Barangkali salah satu jawaban dari doa itu adalah saat Dia menggagalkan rencana yang telah lama tersusun. Bahkan jauh sebelum waktu kepastinya ada. Dan yang dibayangkan akhirnya tinggalah bayangan. Ketika ia dengan gagahnya mengenakan toga.

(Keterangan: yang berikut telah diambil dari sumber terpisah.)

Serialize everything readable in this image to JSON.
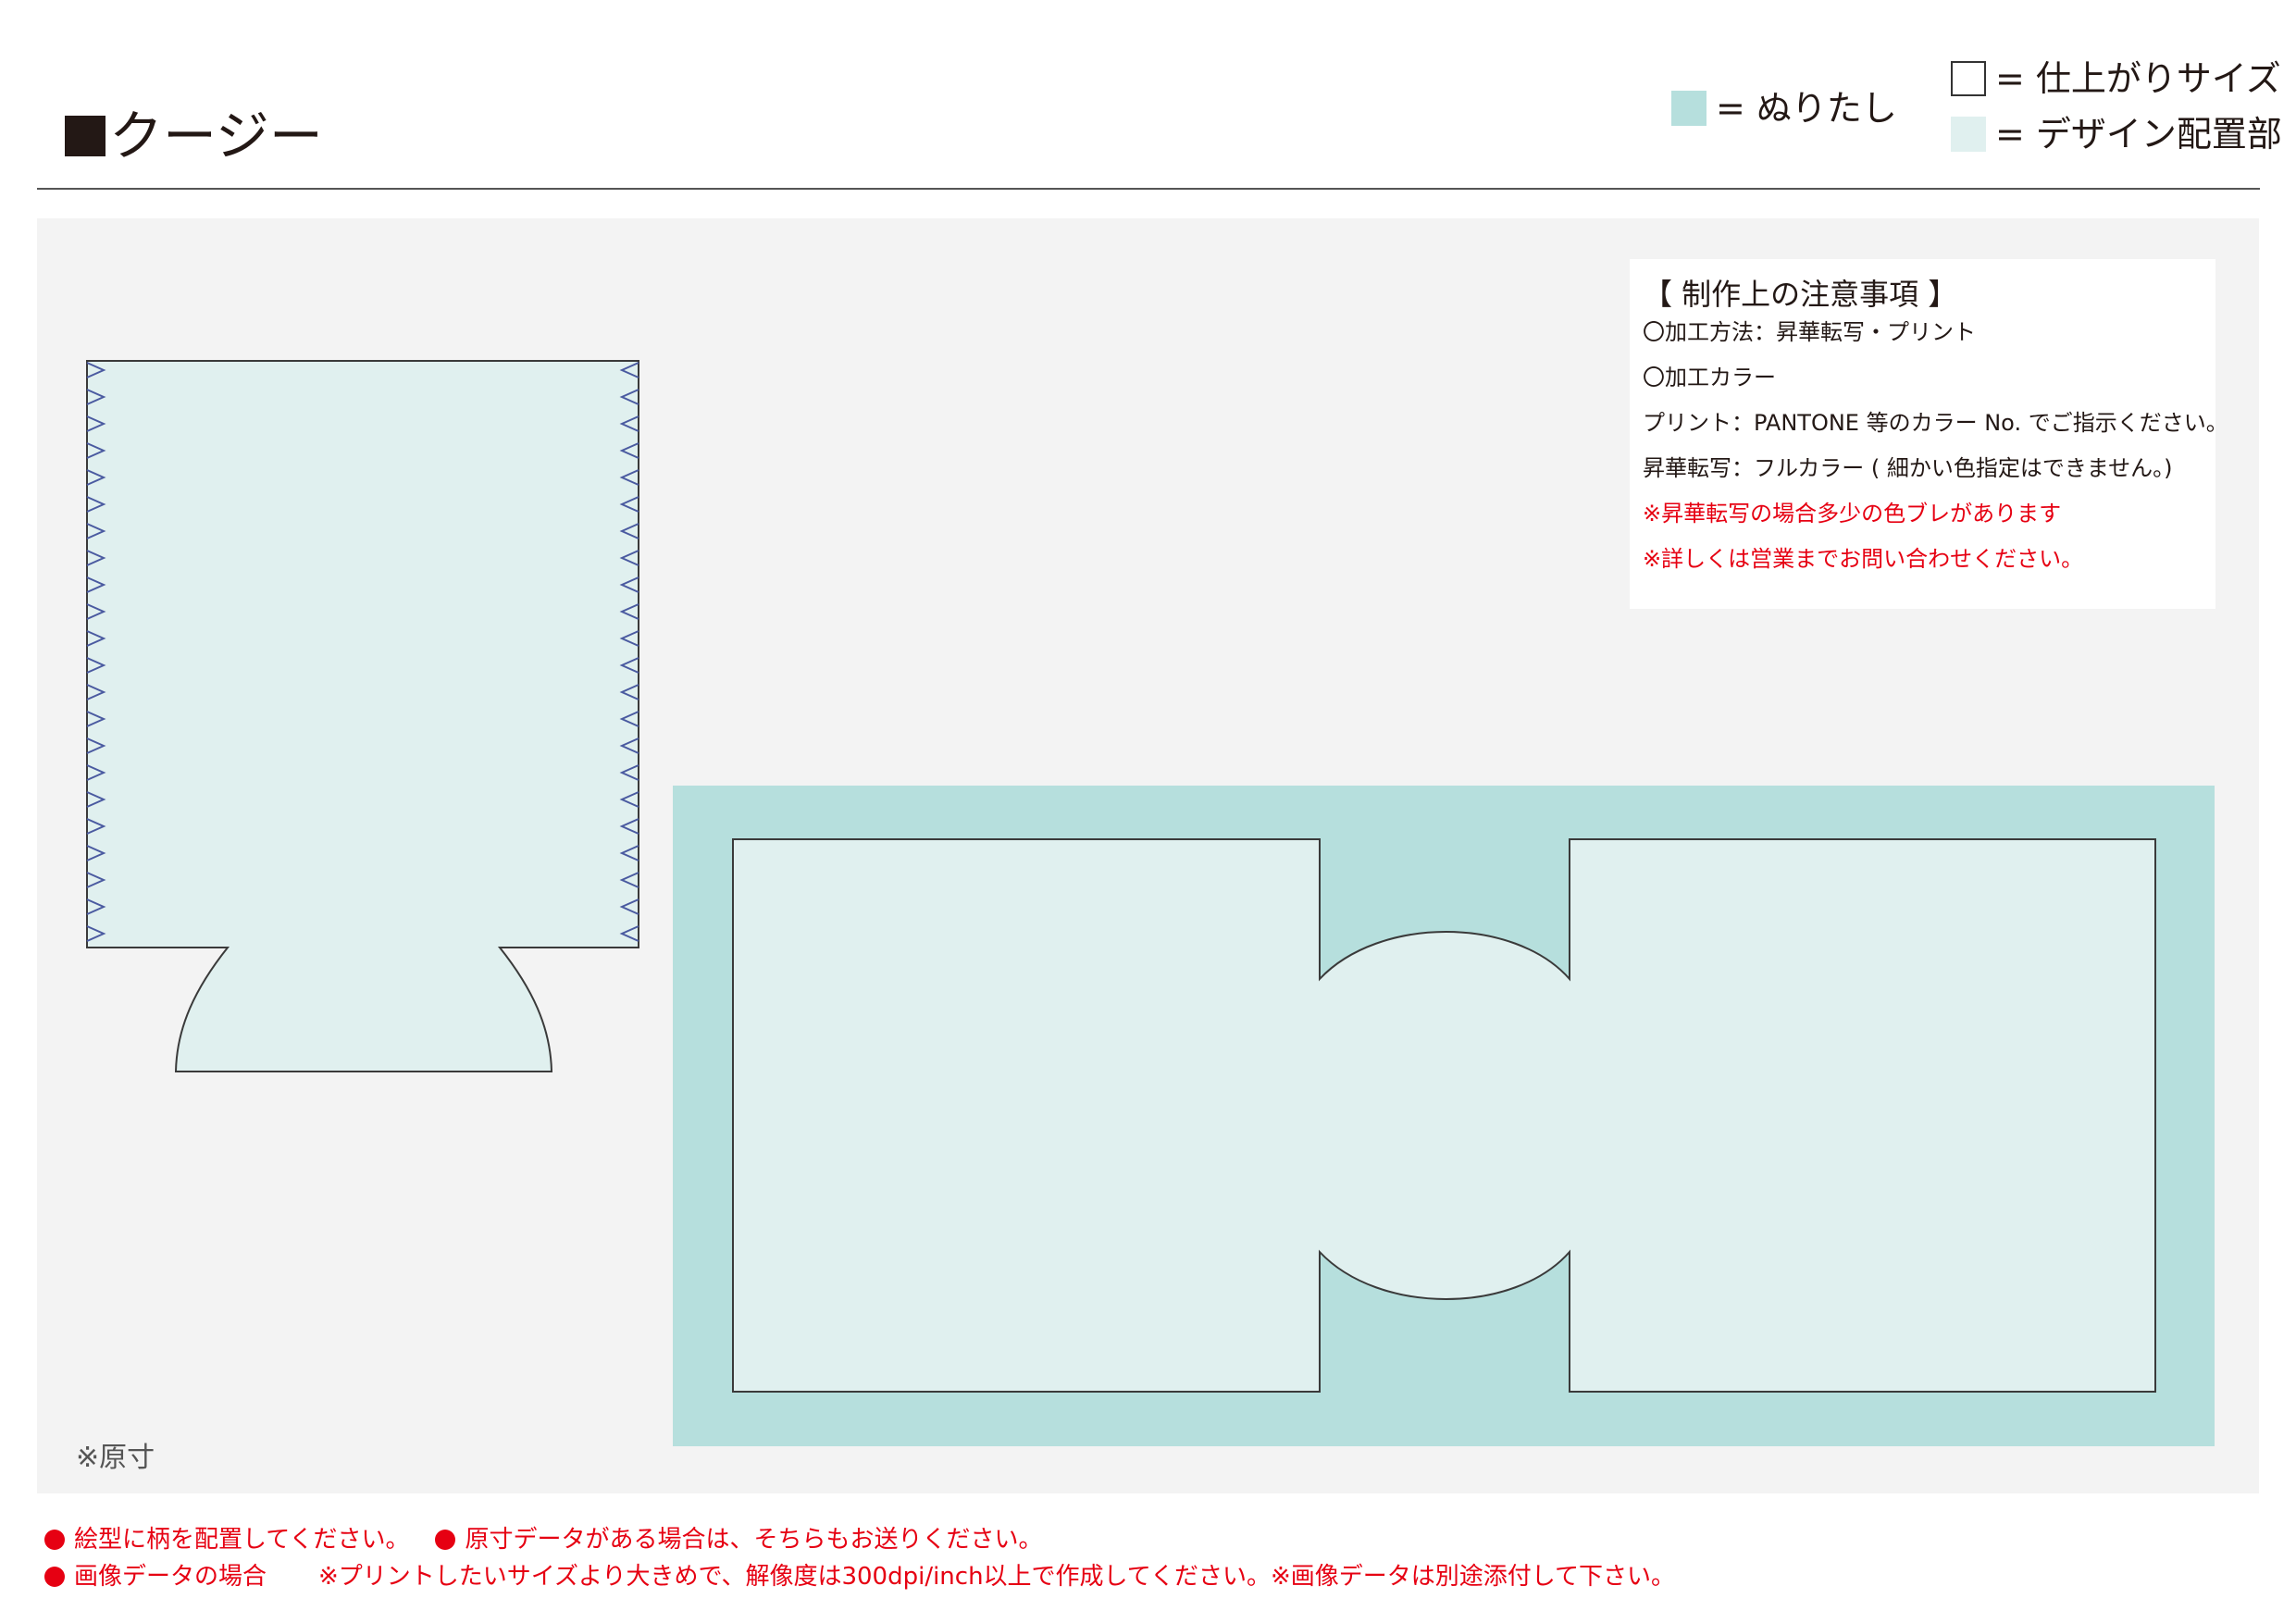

21 September 2024, di Yogyakarta sidang terbuka itu berlangsung. Momen dalam hidupnya yang tak bisa aku hadiri untuk "kesekian kalinya". Rencana yang selalu aku bawa dalam doa-doa, nyatanya hanya angan saja. Berharap Tuhan meng-iyakan. Tapi Dia punya maksud baikNya untukku. Sedih, kecewa, dan marah. Begitulah ketika belum memahami nilai dibaliknya. Sampailah pada satu kesempatan aku memahami maksudnya.
Tidakkah akan memilukan bila hari itu aku datang menemuinya di Graha Jendral Sudirman. Sepi barangkali yang hadir diantara mereka yang gempa gempita. Mungkin keramaian itu hanya akan menyakiti aku yang sendiri di tepian pekik sorai sanak famili. Aku yang berdiri di bawah pohon sedang dia mengambil gambar diri bersama keluarga besarnya. Ahh... sungguh pemandangan yang mengiris hati. Begitu secuil bayangan yang tergambar dalam benak ini.
Mengapa bisa gambaran seperti itu yang hadir?. Sebab jauh dalam lubuk hatinya, belum lahir kesiapan untuk mengenalkan aku pada mereka yang lebih dahulu ia sayangi. Ya, aku masih tersembunyi atau mungkin memang disembunyikannya.
Apakah aku sedang mendapat lampu kuning?, oh tidak.. lebih tepatnya ini adalah lampu merah. Bukan jalan bebas hambatan yang sedang aku lewati. Melainkan jalan tak terdeteksi satelit yang sesekali hilang dari peredaran.
Inikah hubungan yang dahulu banyak disebutkan teman-teman, "backstreet". Mereka yang diam-diam menjalani sebuah jalinan asmara tapi menyembunyikannya dari orang-orang terdekat. Terutama adalah keluarganya.
Sungguh tak banyak ekspektasi lagi. Satu per satu mulai aku tanggalkan. Kubiarkan semua terjadi sebagaimana mestinya. Terserah bagaimana ia mewujudkan seapa-adanya.
Sangat sadar diri, di mana posisiku dalam daftar prioritasnya. Coba cari, dan kau akan temukan aku ditumpukan kesekian mungkin terbawah. Masih banyak mimpi yang ingin ia capai. Semua mengantre untuk terwujud satu per satu. Aku tak boleh banyak menuntut, apalagi marah. Sudah seharusnya aku menerimanya. Sebab aku juga yang telah memilih untuk memainkan sandiwara ini sedari awal.
Sekarang, izinkan aku berhenti sejenak. Membaca ulang naskah peranku. Mengisi dan merevisi isi yang tak pasti. Menyapa kesendirian selagi menyusuri sepi-sepi yang hadir. Melewati hari demi hari lalu menyusun sebuah strategi. Bagaimana dan harus kemana bila yang ia ucapkan tak bisa ditepati.